L’ouverture d’un conflit a toujours une forte connotation émotionnelle dans le chef des protagonistes, quelle que soit la nature de celui-ci (professionnelle, syndicale, familiale, de voisinage, etc.). Même une procédure visant à obtenir le paiement d’une facture impayée peut se charger d’émotions au fur et à mesure de l’évolution du litige. La dispute ne peut pas rester émotionnellement neutre.
La procédure judiciaire structure le conflit et le « théatralise » en « mettant en scène » les acteurs du conflit et de sa résolution : les parties, les avocats, le juge, le décor, les habits, le vocabulaire utilisé, la manière d’échanger les arguments, ...
Lorsque les adversaires envisagent la procédure judiciaire, c’est qu'ils sont généralement déjà très loin dans leur opposition, ce qui, d’une certaine manière, les « aveugle » et aboutit à faire prévaloir le conflit pour lui-même. L’adversaire devient l’objet du conflit et non plus un acteur de celui-ci. Il faut souvent du temps pour que la charge émotionnelle s’atténue et que le conflit soit remis en perspective. Paradoxalement, l'écoulement du temps causé par l’arriéré judiciaire a, à cet égard, une vertu.

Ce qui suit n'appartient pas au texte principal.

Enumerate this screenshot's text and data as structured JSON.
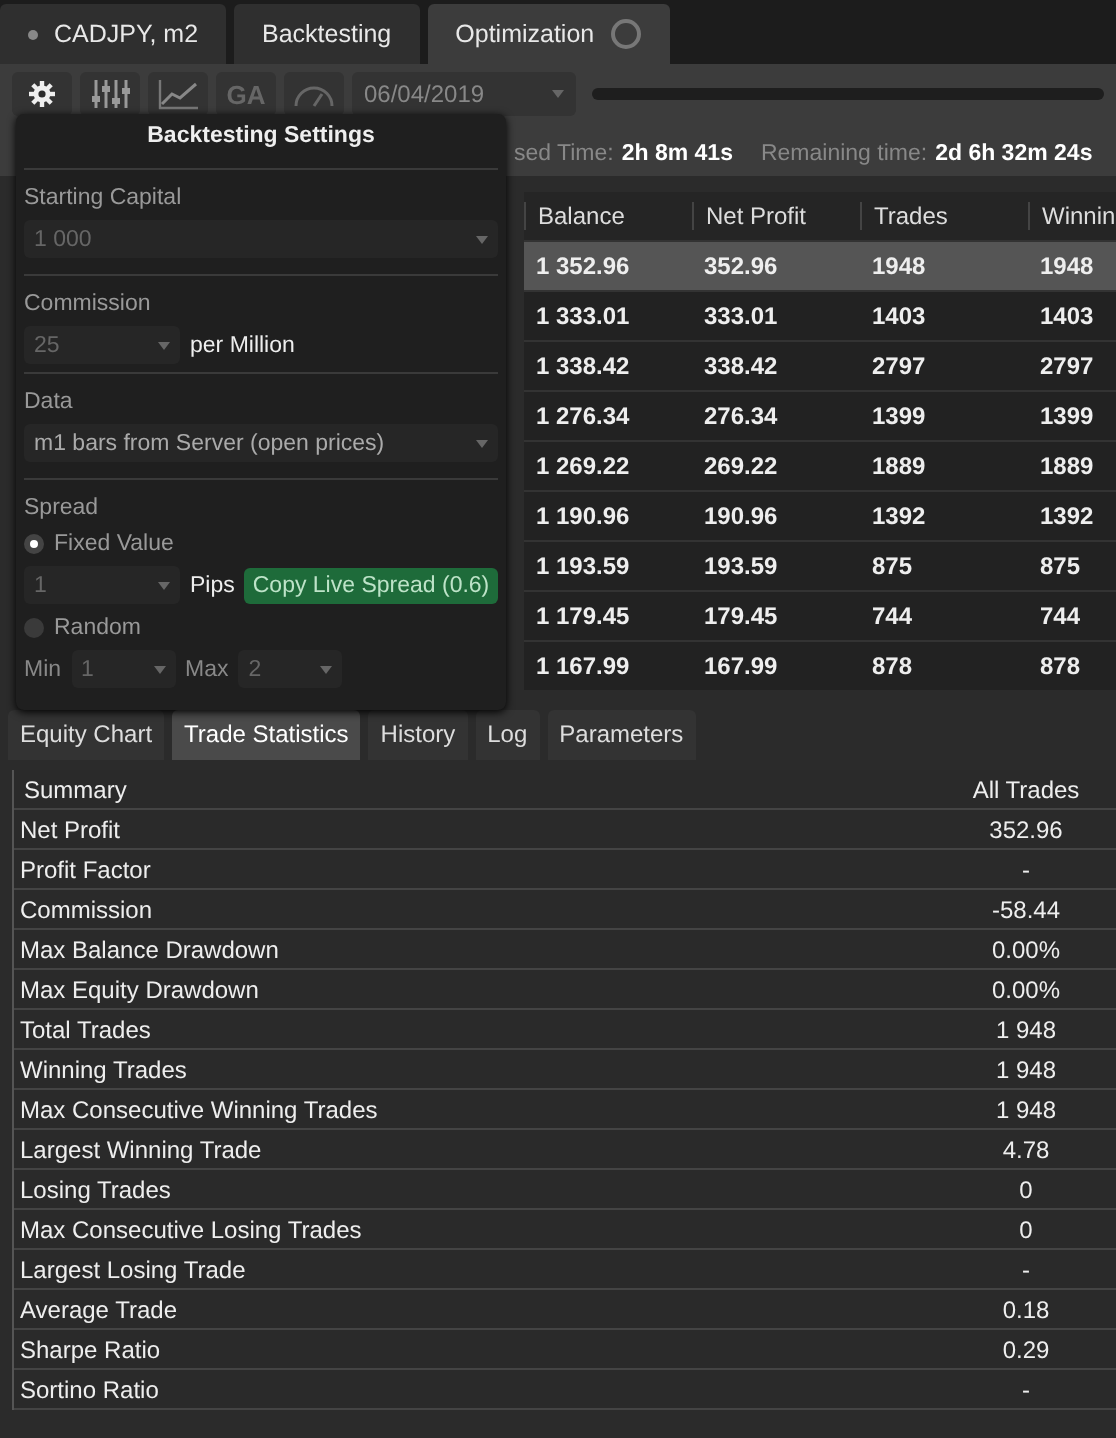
{
  "tabs": [
    {
      "label": "CADJPY, m2",
      "selected": false,
      "kind": "symbol"
    },
    {
      "label": "Backtesting",
      "selected": false,
      "kind": "plain"
    },
    {
      "label": "Optimization",
      "selected": true,
      "kind": "running"
    }
  ],
  "toolbar": {
    "buttons": [
      {
        "kind": "gear"
      },
      {
        "kind": "sliders"
      },
      {
        "kind": "chart"
      },
      {
        "kind": "text",
        "label": "GA"
      },
      {
        "kind": "gauge"
      }
    ],
    "date": "06/04/2019",
    "progress": {
      "level": 0
    }
  },
  "timing": [
    {
      "label": "sed Time:",
      "value": "2h 8m 41s"
    },
    {
      "label": "Remaining time:",
      "value": "2d 6h 32m 24s"
    }
  ],
  "results": {
    "columns": [
      "Balance",
      "Net Profit",
      "Trades",
      "Winnin"
    ],
    "rows": [
      {
        "cells": [
          "1 352.96",
          "352.96",
          "1948",
          "1948"
        ],
        "selected": true
      },
      {
        "cells": [
          "1 333.01",
          "333.01",
          "1403",
          "1403"
        ],
        "selected": false
      },
      {
        "cells": [
          "1 338.42",
          "338.42",
          "2797",
          "2797"
        ],
        "selected": false
      },
      {
        "cells": [
          "1 276.34",
          "276.34",
          "1399",
          "1399"
        ],
        "selected": false
      },
      {
        "cells": [
          "1 269.22",
          "269.22",
          "1889",
          "1889"
        ],
        "selected": false
      },
      {
        "cells": [
          "1 190.96",
          "190.96",
          "1392",
          "1392"
        ],
        "selected": false
      },
      {
        "cells": [
          "1 193.59",
          "193.59",
          "875",
          "875"
        ],
        "selected": false
      },
      {
        "cells": [
          "1 179.45",
          "179.45",
          "744",
          "744"
        ],
        "selected": false
      },
      {
        "cells": [
          "1 167.99",
          "167.99",
          "878",
          "878"
        ],
        "selected": false
      }
    ]
  },
  "settings": {
    "title": "Backtesting Settings",
    "starting_capital": {
      "label": "Starting Capital",
      "value": "1 000"
    },
    "commission": {
      "label": "Commission",
      "value": "25",
      "unit": "per Million"
    },
    "data": {
      "label": "Data",
      "value": "m1 bars from Server (open prices)"
    },
    "spread": {
      "label": "Spread",
      "options": [
        {
          "label": "Fixed Value",
          "selected": true
        },
        {
          "label": "Random",
          "selected": false
        }
      ],
      "fixed": {
        "value": "1",
        "unit": "Pips",
        "button": "Copy Live Spread (0.6)"
      },
      "min": {
        "label": "Min",
        "value": "1"
      },
      "max": {
        "label": "Max",
        "value": "2"
      }
    }
  },
  "bottom_tabs": [
    {
      "label": "Equity Chart",
      "selected": false
    },
    {
      "label": "Trade Statistics",
      "selected": true
    },
    {
      "label": "History",
      "selected": false
    },
    {
      "label": "Log",
      "selected": false
    },
    {
      "label": "Parameters",
      "selected": false
    }
  ],
  "stats": {
    "columns": [
      "Summary",
      "All Trades"
    ],
    "rows": [
      [
        "Net Profit",
        "352.96"
      ],
      [
        "Profit Factor",
        "-"
      ],
      [
        "Commission",
        "-58.44"
      ],
      [
        "Max Balance Drawdown",
        "0.00%"
      ],
      [
        "Max Equity Drawdown",
        "0.00%"
      ],
      [
        "Total Trades",
        "1 948"
      ],
      [
        "Winning Trades",
        "1 948"
      ],
      [
        "Max Consecutive Winning Trades",
        "1 948"
      ],
      [
        "Largest Winning Trade",
        "4.78"
      ],
      [
        "Losing Trades",
        "0"
      ],
      [
        "Max Consecutive Losing Trades",
        "0"
      ],
      [
        "Largest Losing Trade",
        "-"
      ],
      [
        "Average Trade",
        "0.18"
      ],
      [
        "Sharpe Ratio",
        "0.29"
      ],
      [
        "Sortino Ratio",
        "-"
      ]
    ]
  }
}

Du point de vue émotionnel, la frustration qui est à l’origine du conflit se trouve exacerbée, quelle que soit la décision finale. Au demeurant, la fonction de juger n’a pas pour objectif de réconcilier les parties. Elle vise à imposer une solution.

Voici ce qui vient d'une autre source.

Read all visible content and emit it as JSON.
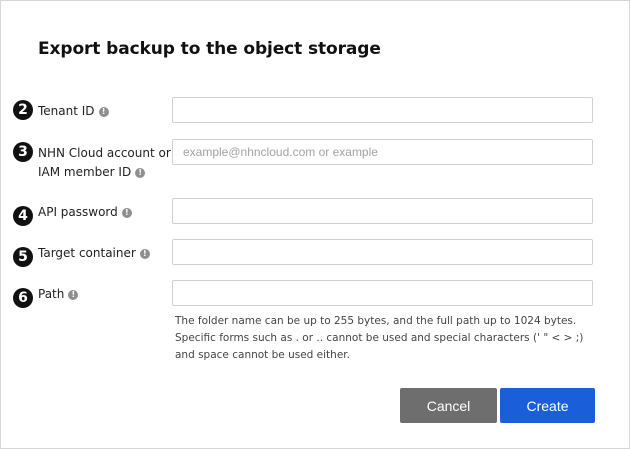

Les modes alternatifs de règlement des conflits (en abrégé, les « MARCs ») que sont la négociation raisonnée, la médiation, le droit collaboratif et la conciliation offrent une perspective différente aux parties en conflit. Ils supposent de pouvoir prendre du recul et se concentrer sur ce que l’on souhaite réellement.

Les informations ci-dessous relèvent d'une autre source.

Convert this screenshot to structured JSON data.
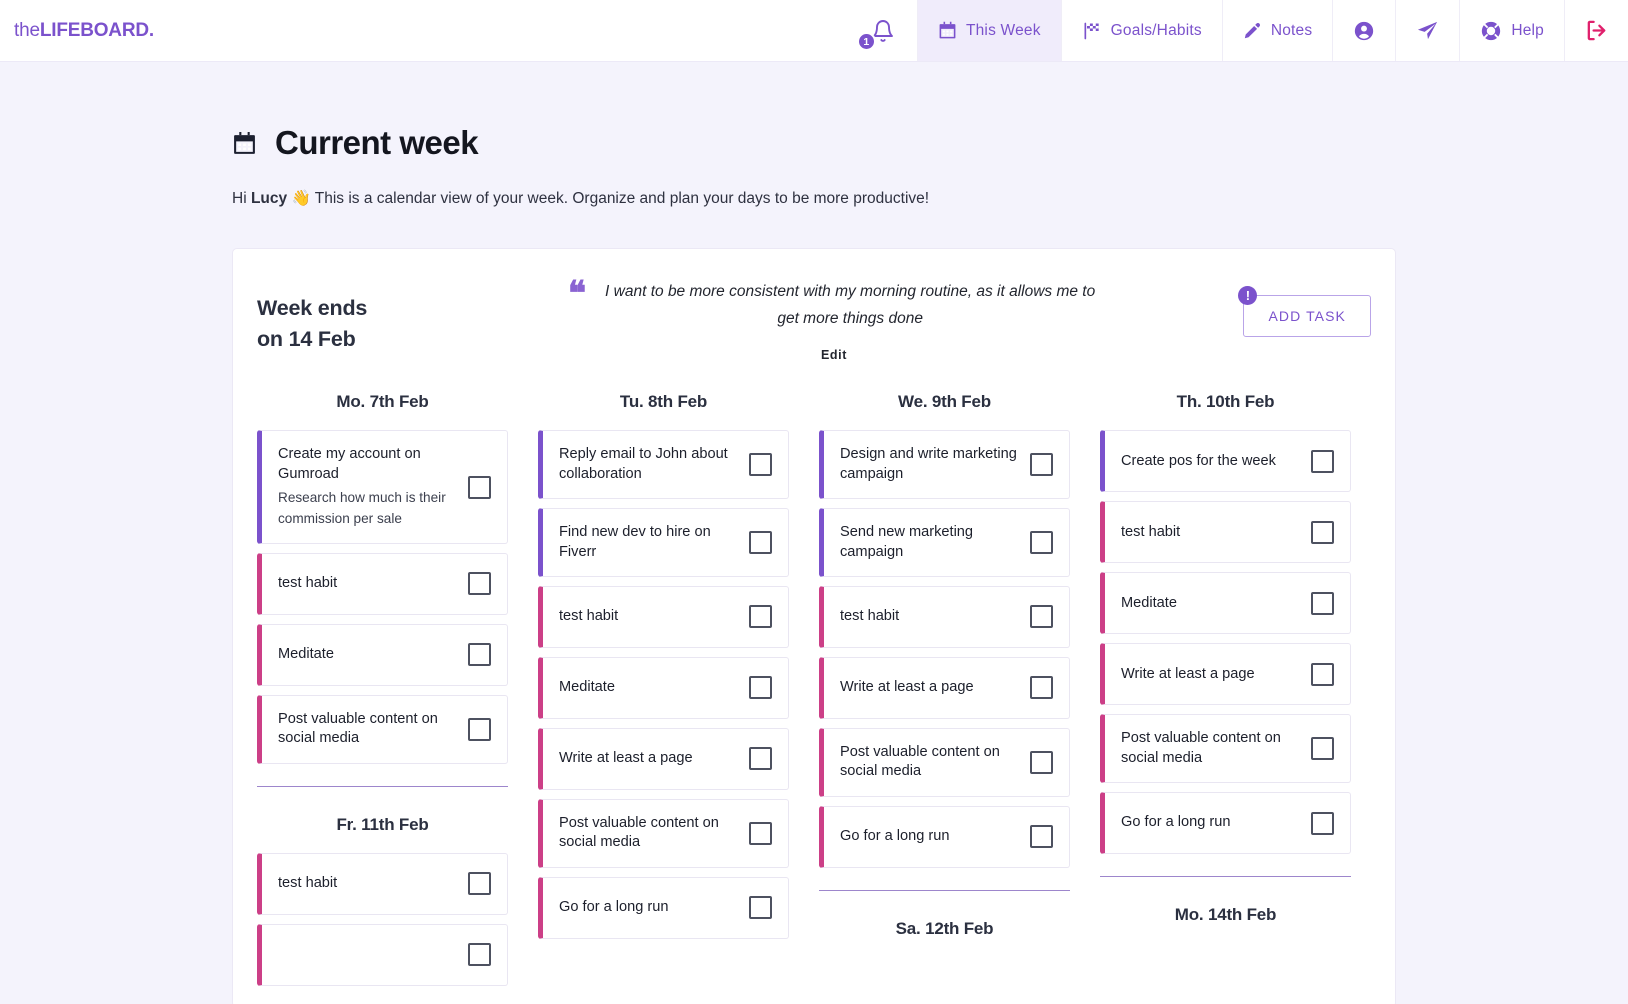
{
  "brand": {
    "thin": "the",
    "thick": "LIFEBOARD."
  },
  "nav": {
    "notifications_count": "1",
    "items": [
      {
        "label": "This Week",
        "icon": "calendar-icon",
        "active": true
      },
      {
        "label": "Goals/Habits",
        "icon": "flag-icon",
        "active": false
      },
      {
        "label": "Notes",
        "icon": "pen-icon",
        "active": false
      },
      {
        "label": "",
        "icon": "account-icon",
        "active": false
      },
      {
        "label": "",
        "icon": "send-icon",
        "active": false
      },
      {
        "label": "Help",
        "icon": "lifering-icon",
        "active": false
      },
      {
        "label": "",
        "icon": "logout-icon",
        "active": false
      }
    ]
  },
  "header": {
    "title": "Current week",
    "greeting_pre": "Hi ",
    "greeting_name": "Lucy",
    "greeting_post": " 👋 This is a calendar view of your week. Organize and plan your days to be more productive!"
  },
  "panel": {
    "week_ends_line1": "Week ends",
    "week_ends_line2": "on 14 Feb",
    "quote": "I want to be more consistent with my morning routine, as it allows me to get more things done",
    "quote_edit": "Edit",
    "add_task": "ADD TASK",
    "info_badge": "!"
  },
  "colors": {
    "accent": "#7b52cc",
    "habit": "#cc3f87",
    "logout": "#e0206c",
    "nav_active_bg": "#f0ecfb",
    "page_bg": "#f4f3fc"
  },
  "columns": [
    {
      "day": "Mo. 7th Feb",
      "tasks": [
        {
          "title": "Create my account on Gumroad",
          "desc": "Research how much is their commission per sale",
          "type": "task",
          "checked": false
        },
        {
          "title": "test habit",
          "desc": "",
          "type": "habit",
          "checked": false
        },
        {
          "title": "Meditate",
          "desc": "",
          "type": "habit",
          "checked": false
        },
        {
          "title": "Post valuable content on social media",
          "desc": "",
          "type": "habit",
          "checked": false
        }
      ],
      "second_day": "Fr. 11th Feb",
      "second_tasks": [
        {
          "title": "test habit",
          "desc": "",
          "type": "habit",
          "checked": false
        },
        {
          "title": "",
          "desc": "",
          "type": "habit",
          "checked": false
        }
      ]
    },
    {
      "day": "Tu. 8th Feb",
      "tasks": [
        {
          "title": "Reply email to John about collaboration",
          "desc": "",
          "type": "task",
          "checked": false
        },
        {
          "title": "Find new dev to hire on Fiverr",
          "desc": "",
          "type": "task",
          "checked": false
        },
        {
          "title": "test habit",
          "desc": "",
          "type": "habit",
          "checked": false
        },
        {
          "title": "Meditate",
          "desc": "",
          "type": "habit",
          "checked": false
        },
        {
          "title": "Write at least a page",
          "desc": "",
          "type": "habit",
          "checked": false
        },
        {
          "title": "Post valuable content on social media",
          "desc": "",
          "type": "habit",
          "checked": false
        },
        {
          "title": "Go for a long run",
          "desc": "",
          "type": "habit",
          "checked": false
        }
      ],
      "second_day": "",
      "second_tasks": []
    },
    {
      "day": "We. 9th Feb",
      "tasks": [
        {
          "title": "Design and write marketing campaign",
          "desc": "",
          "type": "task",
          "checked": false
        },
        {
          "title": "Send new marketing campaign",
          "desc": "",
          "type": "task",
          "checked": false
        },
        {
          "title": "test habit",
          "desc": "",
          "type": "habit",
          "checked": false
        },
        {
          "title": "Write at least a page",
          "desc": "",
          "type": "habit",
          "checked": false
        },
        {
          "title": "Post valuable content on social media",
          "desc": "",
          "type": "habit",
          "checked": false
        },
        {
          "title": "Go for a long run",
          "desc": "",
          "type": "habit",
          "checked": false
        }
      ],
      "second_day": "Sa. 12th Feb",
      "second_tasks": []
    },
    {
      "day": "Th. 10th Feb",
      "tasks": [
        {
          "title": "Create pos for the week",
          "desc": "",
          "type": "task",
          "checked": false
        },
        {
          "title": "test habit",
          "desc": "",
          "type": "habit",
          "checked": false
        },
        {
          "title": "Meditate",
          "desc": "",
          "type": "habit",
          "checked": false
        },
        {
          "title": "Write at least a page",
          "desc": "",
          "type": "habit",
          "checked": false
        },
        {
          "title": "Post valuable content on social media",
          "desc": "",
          "type": "habit",
          "checked": false
        },
        {
          "title": "Go for a long run",
          "desc": "",
          "type": "habit",
          "checked": false
        }
      ],
      "second_day": "Mo. 14th Feb",
      "second_tasks": []
    }
  ]
}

Les « MARCs » proposent une approche stratégique dans la résolution des conflits. Ils impliquent de se projeter dans l’avenir et de réfléchir à la manière de régler le litige.
C’est une véritable gymnastique de l’esprit et, d’une certaine manière, un jeu de stratégie qui nécessite, pour avoir une vue claire de la situation, de s'intéresser à son adversaire, à ses besoins, à ses perspectives, ses points forts et ses faiblesses. Lorsqu'un avocat est consulté, il doit, de la même manière, s’intéresser à son client et à l'adversaire : quelles sont leurs contraintes respectives, leurs possibilités, leurs besoins et leurs intérêts ? Son rôle ne peut plus se limiter à une analyse purement juridique du litige. Quel serait en effet l’intérêt de mener un procès si l’adversaire n’est pas en mesure d’exécuter le jugement ? Sait-on seulement qu’en matière commerciale, 30% des jugements ne sont pas exécutés parce que l’adversaire n’en a matériellement pas ou plus les moyens ?
Les « MARCs » permettent de gagner autrement. C’est une invitation à la créativité, au mouvement. La confidentialité des négociations et du processus de médiation permet aux parties de s'exprimer plus librement et favorise l'émergence de solutions créatives. La procédure judiciaire est classique et son résultat est souvent aléatoire. Les « MARCs » sont déroutants et suscitent une perception différente de la réalité.
En ayant recours aux « MARCs », les parties ne sont plus les victimes d’un conflit mais deviennent les stratèges de sa résolution.